Theo doesn’t touch me, but he moves closer. “Kim told me that her dad had bought us the tour tickets and that it would be a good way to check out the neighborhood, since we were looking to buy.”
I turn away from the window, away from Doris, and my gaze lands on the door beside her small room that contains only a cot and a bucket. The door has an electronic code reader on its heavy-duty lock. The chart on the wall next to the door says Test Subject 3 and nonviable is scrawled beneath it in Sharpie.
I try to collate all of these facts, make them make sense, but my brain can’t process this horror.
“Sydney.”
I ignore Theo and stalk down the hallway, weaving from one side to the other as I inspect each room and each chart.
Test Subject 1 is a dark-skinned man I don’t know who lies on his cot without moving.
Nonviable.
Test subject 2. Miss Wanda, dammit, Miss Wanda, frail and hunched over, scratching at her neck.
Nonviable.
“Sydney.” Theo’s harsh whisper is drowned out by the buzz in my mind.

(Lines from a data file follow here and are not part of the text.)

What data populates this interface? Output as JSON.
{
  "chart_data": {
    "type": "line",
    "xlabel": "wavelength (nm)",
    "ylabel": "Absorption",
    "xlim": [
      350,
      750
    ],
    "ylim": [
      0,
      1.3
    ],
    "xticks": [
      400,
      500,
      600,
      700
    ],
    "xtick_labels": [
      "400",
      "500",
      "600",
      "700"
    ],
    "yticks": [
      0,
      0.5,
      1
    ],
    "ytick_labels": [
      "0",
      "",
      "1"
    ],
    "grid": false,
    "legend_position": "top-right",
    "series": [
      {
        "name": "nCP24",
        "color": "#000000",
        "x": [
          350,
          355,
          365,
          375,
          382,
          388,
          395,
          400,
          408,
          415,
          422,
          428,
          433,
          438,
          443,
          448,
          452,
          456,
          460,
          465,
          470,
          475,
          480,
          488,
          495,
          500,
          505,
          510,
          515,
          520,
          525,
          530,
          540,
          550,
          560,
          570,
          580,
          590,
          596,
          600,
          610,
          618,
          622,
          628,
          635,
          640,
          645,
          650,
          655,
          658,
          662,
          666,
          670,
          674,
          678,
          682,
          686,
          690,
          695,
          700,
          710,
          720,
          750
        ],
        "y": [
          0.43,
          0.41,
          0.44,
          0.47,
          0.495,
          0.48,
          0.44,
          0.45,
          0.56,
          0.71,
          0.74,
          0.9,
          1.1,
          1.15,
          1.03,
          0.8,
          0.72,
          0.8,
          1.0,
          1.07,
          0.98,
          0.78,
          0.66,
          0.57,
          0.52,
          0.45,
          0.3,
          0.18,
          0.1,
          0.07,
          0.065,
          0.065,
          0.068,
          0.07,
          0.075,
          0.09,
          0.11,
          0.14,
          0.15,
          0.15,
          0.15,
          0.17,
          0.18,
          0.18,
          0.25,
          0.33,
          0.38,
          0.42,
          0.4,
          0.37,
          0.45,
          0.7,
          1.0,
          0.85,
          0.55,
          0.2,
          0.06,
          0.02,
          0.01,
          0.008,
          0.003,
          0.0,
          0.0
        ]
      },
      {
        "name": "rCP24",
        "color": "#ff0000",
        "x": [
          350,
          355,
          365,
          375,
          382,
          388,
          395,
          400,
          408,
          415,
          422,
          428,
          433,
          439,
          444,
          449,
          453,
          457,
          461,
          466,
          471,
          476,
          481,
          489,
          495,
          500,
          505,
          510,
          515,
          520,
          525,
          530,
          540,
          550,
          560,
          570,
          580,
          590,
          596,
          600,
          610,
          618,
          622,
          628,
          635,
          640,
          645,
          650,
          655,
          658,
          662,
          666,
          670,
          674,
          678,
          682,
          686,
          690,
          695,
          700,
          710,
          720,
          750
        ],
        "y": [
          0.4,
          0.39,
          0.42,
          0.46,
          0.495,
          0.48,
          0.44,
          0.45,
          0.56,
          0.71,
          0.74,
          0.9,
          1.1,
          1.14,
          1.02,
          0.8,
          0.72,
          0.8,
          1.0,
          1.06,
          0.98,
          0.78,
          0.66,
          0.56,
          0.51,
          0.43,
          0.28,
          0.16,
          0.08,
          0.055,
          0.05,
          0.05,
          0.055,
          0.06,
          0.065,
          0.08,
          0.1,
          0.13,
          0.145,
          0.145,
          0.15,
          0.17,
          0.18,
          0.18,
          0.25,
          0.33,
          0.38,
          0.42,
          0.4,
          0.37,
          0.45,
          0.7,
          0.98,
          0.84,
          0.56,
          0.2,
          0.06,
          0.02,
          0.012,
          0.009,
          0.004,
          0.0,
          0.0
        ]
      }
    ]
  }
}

Test Subjects 4 and 5 are strangers, a man and a woman. Maybe the woman is the one Amber mentioned, who supposedly got snatched down a subway grate. Or maybe that woman is already dead.
Number 6 is Abdul. His cell is a bit different—he’s on a gurney, hooked up to machines that monitor his vitals.
I run down the hall now, heart pounding in my ears, the unfamiliar and familiar faces blending together. Stranger, slapping at his own head. Jamel Jones, who I just saw a couple of days ago, knocked out and with an IV in his arm.